Kurzeniec
- Kurzeniec: a small town in the district of Minsk, Belorussia.
- Until the second world war the town was in the district of Vilna, Poland.
Kurzeniec is situated at a road junction and on the railway and is surrounded by forests. Because of its situation the town suffered from invasions of foreign armies. Tombstones in the old cemetery testify to the existence of a Jewish community from the beginning of the 18th century. In the 19th ans 20th centuries Kurzeniec was surrounded by small towns having Jewish communities. In a census taken in 1867 there were 1325 Jews among a population of 1955 inhabitants of Kurzeniec. In the sixties of the 19th century Kurzeniec became the spiritual center for the surrounding communities, famous for its scholars and a focus for the Jews of Lubavitz in the district. Most of the Jews of Kurzeniec were Habad Hassidim and on good terms with the Mitnagdim minority in the town. Rabbi Zalman Kornitzer was considered the leading Hassid in town and Jehuda Leib Ephron, Rabbi Yehuda Sussmann, Rabbi Yosef Halevi and the Gaon Rabbi Zischke belonged to his circle.

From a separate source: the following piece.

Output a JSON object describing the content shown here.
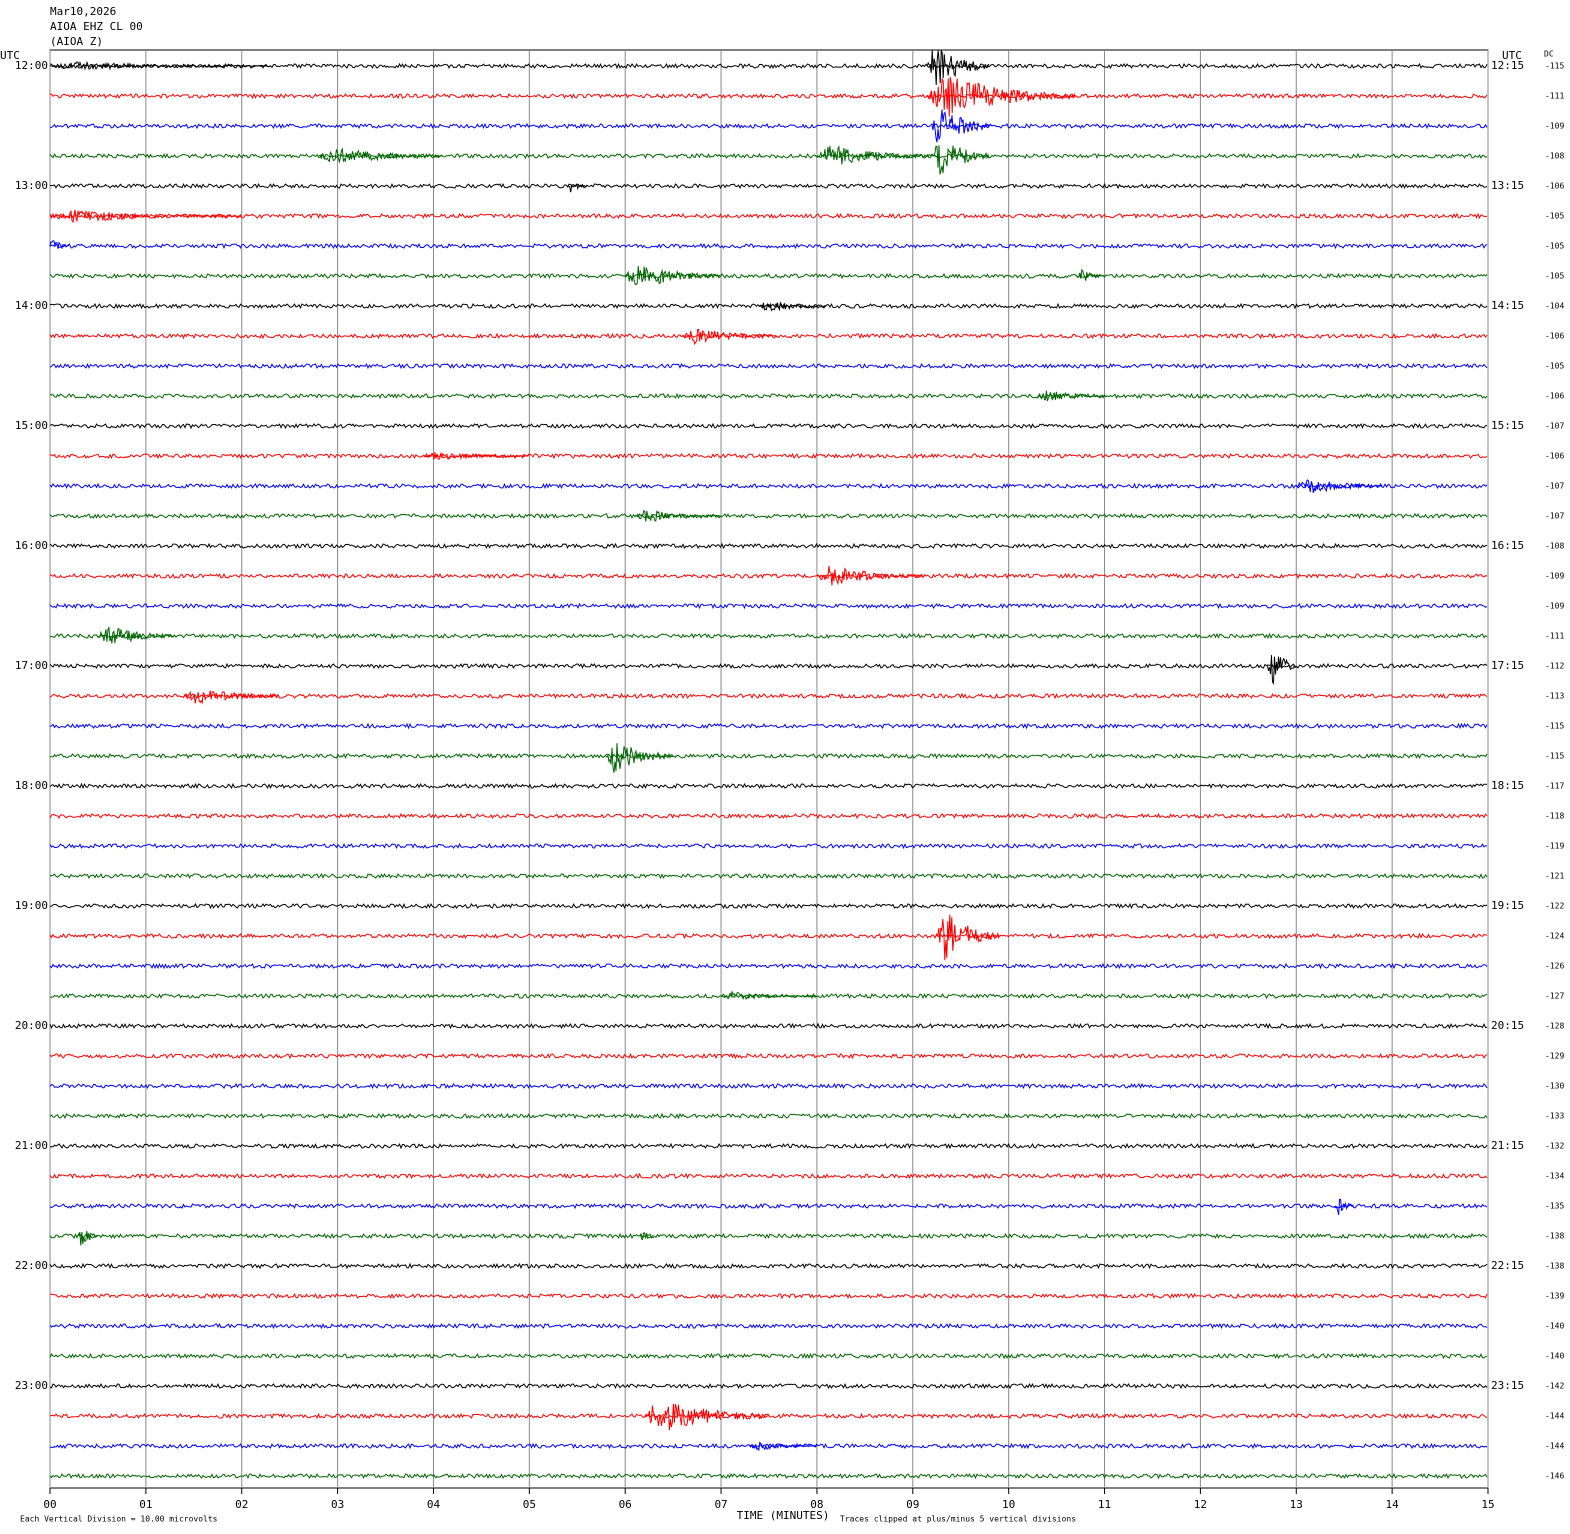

There were four synagogues in the town which were filled to capacity on Shabbath and holidays. Among the Rabbis officiating in the community were the illustrious Rabbi Yaakov Landa, the Rabbi and Gaon Zischke and Rabbi Aharon Feldmann, the last Rabbi of the community; He perished in the Holocaust. Among the charitable institutions were gmiluth hassadim, hachnassath Kalah, meoth hittim and matan baseter. Most of the Kurzeniec Jews earned their iving in the central market of the town, where there were Jewish workshops and small shops. The clients were mainly peasants from the surrounding villages. Jewish peddlars also made a meager living from selling their wares among them. There were only a few well-to-do Jews in the town. Most of the Jews lived in straightened circumstances and therefore many of the young peope left Kurzeniec for the the big towns or even for the U.S.A.
After WW1, in 1918-1919 Zionist activities started in Kurzeniec. The Hebrew school "Tarbuth" founded and functioned till the outbreak of the second world war (1939). The educational level of the school was of the highest order and its literay disputations were famous in the vicinity. Zion, and Herut and Techiya. Branch of Hehalutz was opened in 1922, at the time when such branches were opened all over the district. The youth of Hehalutz went to an agricultural training camp (Hachshara) in preparation for Alyah to Eretz Israel at a farm called Trumpeldoria" near Vilna. There was also branch of Hashimer Hazair in Kurzeniec. In 1939 there were 1,500 Jews in Kurzeniec.
Following the Ribbentrop-Molotov accord, signed by Germany and the U.S.S.R. in August 1939, the Red Army entered the district in September of that year and installed a Soviet government there. After the German attack on Russia on the 22nd of June 1941 and the retreat of the Red Army, panic spread among the Jews of Kurzeniec and they tried to escape into Russia. A few of them succeeded. When the Germans entered the town, severe limitations were imposed upon the Jews and their conditions worsened from day o day. Rumors about killings in the villages reached them and they fled into the forests nearby and there constructed hiding places. During the first days of the Nazi occupation an underground cell was formed in Kurzeniec, its purpose was to sabotage the German army in any possible way. Many of the youth fled into the forests and formed fighting partisan groups there. After the war they gained public recognition , were mentioned honorably and even decorated. The Jewish population of Kurzeniec was gradually liquidated. From time to time the Germans executed single Jews in the town, but on Simhat Torah (Autumn 1941) they killed 54 Jews and after a short time 33 persons and later still 13-all of the Jewish community. On the 9th of September 1942, three days before Rosh Hashana, the local German garrison carried out an "Aktion" (act of liquidation); all the remaining Jews, old and young, women and children, 1040 in number, were killed indiscriminately on this day.